Vivemos em uma sociedade que legitima a violência em nome da “ordem”, da “segurança”, quando a palavra mais apropriada seria PODER. Em seu nome, constrói narrativas que desumanizam corpos, como a dos zumbis da Cracolândia. E assim se ensina para as gerações que chegam quem é de costume morrer e quem não.  

“As colônias são o local por excelência em que os controles e as garantias de ordem judicial podem ser suspensos – a zona em que a violência do estado de exceção supostamente opera a serviço da civilização” -, frase de Achille Mbembe, teórico político e autor do conceito de necropolítica.

A morte.

Morte morrida, morte matada,

Morte escondida, morte anunciada.

Morte em vida, vida de morte explorada.

Morte vida severina, ao peso de prata esterlina. 

Morte contada, manipulada, ampliada, morte distorcida, morte com torcida, fofocada.

A morte televisionada. 

A cada clic, uma guerra,

Entre um comercial de shampoo e uma nova vitamina,

Um tele repórter morre ao vivo,

A morte vendida e a morte comprada.

O show da morte.

A morte da vez, eterno mote, a moda morte,

As mortes esquecidas e as mortes aquecidas. Pré estabelecidas, percebidas?

Mortes explicitas, mortes veladas, doces estatísticas, meras notícias, 

Entre um gole de café e um pedaço de pão com margarina,

A morte que comove, que dissolve, 

Fronteiras,      

                    Identidades,

                  Humanidades.

A Morte. Tanto aqui, como lá, a morte é a mesma.  Infelizmente o cardápio local e global está farto, basta abrir a janela ou zappiar seu celular. Viva a morte, pois para isso, basta estar vivo.

A Craco Resiste

*Aline Yuri Hasegawa é mãe, pesquisadora e produtora. Integra o time misto de futebol de várzea União Lapa que, juntamente com o Coletivo Rosanegra ADF e A Craco Resiste, promove ação de redução de danos com futebol no Fluxo. Militante d’A Craco Resiste.

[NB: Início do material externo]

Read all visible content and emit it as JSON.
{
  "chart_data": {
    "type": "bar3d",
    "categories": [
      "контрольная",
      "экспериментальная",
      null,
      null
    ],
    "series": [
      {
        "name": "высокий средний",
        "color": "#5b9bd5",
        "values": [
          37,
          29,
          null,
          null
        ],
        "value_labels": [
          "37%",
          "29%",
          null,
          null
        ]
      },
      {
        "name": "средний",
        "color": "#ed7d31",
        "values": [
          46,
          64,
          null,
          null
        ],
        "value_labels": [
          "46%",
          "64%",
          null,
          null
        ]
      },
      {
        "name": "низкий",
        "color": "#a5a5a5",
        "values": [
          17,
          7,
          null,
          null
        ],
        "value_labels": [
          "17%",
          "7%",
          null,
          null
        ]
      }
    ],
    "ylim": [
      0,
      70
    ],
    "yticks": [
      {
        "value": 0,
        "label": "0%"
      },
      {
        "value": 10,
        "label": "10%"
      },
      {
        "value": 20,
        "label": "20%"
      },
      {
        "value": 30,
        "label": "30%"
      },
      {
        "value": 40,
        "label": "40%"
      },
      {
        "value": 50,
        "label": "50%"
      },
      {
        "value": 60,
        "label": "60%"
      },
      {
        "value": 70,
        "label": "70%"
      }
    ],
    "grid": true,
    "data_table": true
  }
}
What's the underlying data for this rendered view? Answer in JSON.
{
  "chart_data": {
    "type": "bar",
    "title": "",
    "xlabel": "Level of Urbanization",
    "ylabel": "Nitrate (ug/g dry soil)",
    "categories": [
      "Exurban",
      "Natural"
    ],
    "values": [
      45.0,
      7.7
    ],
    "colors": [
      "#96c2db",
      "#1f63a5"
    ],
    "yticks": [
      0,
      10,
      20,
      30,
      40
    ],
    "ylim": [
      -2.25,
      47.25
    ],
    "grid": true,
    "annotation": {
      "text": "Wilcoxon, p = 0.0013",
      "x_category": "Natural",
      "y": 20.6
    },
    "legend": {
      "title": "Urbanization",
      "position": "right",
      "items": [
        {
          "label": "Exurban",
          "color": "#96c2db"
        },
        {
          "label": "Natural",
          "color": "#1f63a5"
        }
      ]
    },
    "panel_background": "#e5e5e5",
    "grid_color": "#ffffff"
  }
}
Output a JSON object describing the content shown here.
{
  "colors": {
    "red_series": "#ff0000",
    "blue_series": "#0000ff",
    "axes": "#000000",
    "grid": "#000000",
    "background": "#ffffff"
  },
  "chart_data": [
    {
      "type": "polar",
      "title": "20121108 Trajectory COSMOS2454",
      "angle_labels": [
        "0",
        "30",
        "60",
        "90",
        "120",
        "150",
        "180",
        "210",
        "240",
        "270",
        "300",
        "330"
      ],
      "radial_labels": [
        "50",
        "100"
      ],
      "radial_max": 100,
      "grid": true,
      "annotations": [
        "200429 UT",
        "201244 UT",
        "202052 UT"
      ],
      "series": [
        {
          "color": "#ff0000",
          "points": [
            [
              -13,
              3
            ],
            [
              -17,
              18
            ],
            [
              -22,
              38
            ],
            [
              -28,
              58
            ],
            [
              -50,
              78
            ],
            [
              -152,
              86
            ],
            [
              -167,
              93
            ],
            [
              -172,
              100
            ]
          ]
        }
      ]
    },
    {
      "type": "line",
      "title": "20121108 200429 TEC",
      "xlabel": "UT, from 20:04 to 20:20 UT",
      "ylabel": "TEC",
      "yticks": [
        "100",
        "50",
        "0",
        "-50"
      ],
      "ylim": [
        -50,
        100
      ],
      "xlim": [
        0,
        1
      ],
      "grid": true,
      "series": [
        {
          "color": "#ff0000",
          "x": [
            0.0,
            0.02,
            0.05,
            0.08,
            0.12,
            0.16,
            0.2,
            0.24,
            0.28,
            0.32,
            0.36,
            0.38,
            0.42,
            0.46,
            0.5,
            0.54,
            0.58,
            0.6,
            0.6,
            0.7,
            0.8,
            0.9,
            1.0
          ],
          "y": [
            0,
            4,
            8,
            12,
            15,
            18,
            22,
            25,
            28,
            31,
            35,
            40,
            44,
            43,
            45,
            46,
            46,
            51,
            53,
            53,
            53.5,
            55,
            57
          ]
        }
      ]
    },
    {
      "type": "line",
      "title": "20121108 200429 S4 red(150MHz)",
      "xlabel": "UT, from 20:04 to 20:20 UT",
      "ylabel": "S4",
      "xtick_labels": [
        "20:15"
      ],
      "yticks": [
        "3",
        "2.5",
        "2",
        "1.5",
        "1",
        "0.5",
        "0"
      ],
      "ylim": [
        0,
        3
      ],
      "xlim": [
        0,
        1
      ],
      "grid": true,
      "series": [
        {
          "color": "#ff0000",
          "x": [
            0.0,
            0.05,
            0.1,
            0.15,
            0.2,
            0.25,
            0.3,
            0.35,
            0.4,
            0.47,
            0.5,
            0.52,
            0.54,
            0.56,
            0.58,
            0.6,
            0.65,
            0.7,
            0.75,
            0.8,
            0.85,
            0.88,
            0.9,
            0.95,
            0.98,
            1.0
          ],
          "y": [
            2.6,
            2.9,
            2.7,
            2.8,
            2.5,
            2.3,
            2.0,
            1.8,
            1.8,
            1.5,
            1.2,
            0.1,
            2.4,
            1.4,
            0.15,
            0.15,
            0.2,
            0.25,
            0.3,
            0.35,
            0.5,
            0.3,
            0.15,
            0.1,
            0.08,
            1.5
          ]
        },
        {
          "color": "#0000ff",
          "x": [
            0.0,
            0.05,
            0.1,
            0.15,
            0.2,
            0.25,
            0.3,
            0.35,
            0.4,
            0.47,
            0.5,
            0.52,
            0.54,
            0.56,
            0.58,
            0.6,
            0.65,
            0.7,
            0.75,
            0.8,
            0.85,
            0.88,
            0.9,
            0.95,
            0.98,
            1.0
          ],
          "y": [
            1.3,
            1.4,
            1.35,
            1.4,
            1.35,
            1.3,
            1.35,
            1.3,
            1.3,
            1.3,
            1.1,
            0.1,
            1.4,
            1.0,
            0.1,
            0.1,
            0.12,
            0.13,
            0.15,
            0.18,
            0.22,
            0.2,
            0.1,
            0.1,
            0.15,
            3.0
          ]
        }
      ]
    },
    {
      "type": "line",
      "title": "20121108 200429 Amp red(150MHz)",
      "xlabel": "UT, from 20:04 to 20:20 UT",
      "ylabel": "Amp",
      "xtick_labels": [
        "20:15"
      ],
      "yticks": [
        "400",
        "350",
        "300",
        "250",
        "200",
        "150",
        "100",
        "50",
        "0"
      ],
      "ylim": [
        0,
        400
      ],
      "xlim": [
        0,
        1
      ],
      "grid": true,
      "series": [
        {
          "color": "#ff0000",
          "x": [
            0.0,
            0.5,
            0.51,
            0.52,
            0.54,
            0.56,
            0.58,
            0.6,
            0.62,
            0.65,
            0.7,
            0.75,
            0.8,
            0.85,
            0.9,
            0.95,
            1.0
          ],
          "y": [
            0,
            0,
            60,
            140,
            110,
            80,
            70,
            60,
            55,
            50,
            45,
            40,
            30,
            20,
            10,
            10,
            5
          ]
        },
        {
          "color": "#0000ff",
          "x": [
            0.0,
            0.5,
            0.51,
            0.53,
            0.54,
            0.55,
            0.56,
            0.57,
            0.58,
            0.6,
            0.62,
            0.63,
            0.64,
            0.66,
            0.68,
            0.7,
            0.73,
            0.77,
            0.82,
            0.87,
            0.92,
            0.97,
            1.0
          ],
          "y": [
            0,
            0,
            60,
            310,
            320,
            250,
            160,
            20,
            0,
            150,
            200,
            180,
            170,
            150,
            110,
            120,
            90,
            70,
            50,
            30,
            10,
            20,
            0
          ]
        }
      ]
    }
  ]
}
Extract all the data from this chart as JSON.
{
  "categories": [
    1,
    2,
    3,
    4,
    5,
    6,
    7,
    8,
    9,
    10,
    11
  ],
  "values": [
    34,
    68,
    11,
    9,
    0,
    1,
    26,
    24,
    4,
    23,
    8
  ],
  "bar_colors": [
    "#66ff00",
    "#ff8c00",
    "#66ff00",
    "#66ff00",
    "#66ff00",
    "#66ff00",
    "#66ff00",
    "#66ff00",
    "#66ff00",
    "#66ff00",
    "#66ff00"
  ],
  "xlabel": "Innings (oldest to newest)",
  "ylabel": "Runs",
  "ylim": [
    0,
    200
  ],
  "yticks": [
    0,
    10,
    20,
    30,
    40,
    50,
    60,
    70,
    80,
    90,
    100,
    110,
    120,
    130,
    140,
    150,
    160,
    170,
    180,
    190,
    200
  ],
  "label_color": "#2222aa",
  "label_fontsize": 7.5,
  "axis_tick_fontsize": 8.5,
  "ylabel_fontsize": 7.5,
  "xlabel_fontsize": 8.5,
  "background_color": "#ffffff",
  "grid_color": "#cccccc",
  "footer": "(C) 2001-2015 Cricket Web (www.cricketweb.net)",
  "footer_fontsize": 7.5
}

**Daniel Mello é militante d’A Craco Resiste e faz parte da Associação Birico. É autor do livro Gargalhando Vitória – poemas da cracolândia (Editora Elefante)

***Ricardo Paes Carvalho – educador social de rua e jornalista. Militante d’A Craco Resiste.

****Verena Carneiro: jornalista, pós-graduada em jornalismo literário. Redutora de danos pela Craco Resiste e integrante dos times mistos de várzea de São Paulo União Lapa e Rosanegra ADF -, ambos com atuação política e social por meio do futebol.

*****Este é um artigo de opinião. A visão do autor não necessariamente expressa a linha editorial do jornal Brasil de Fato.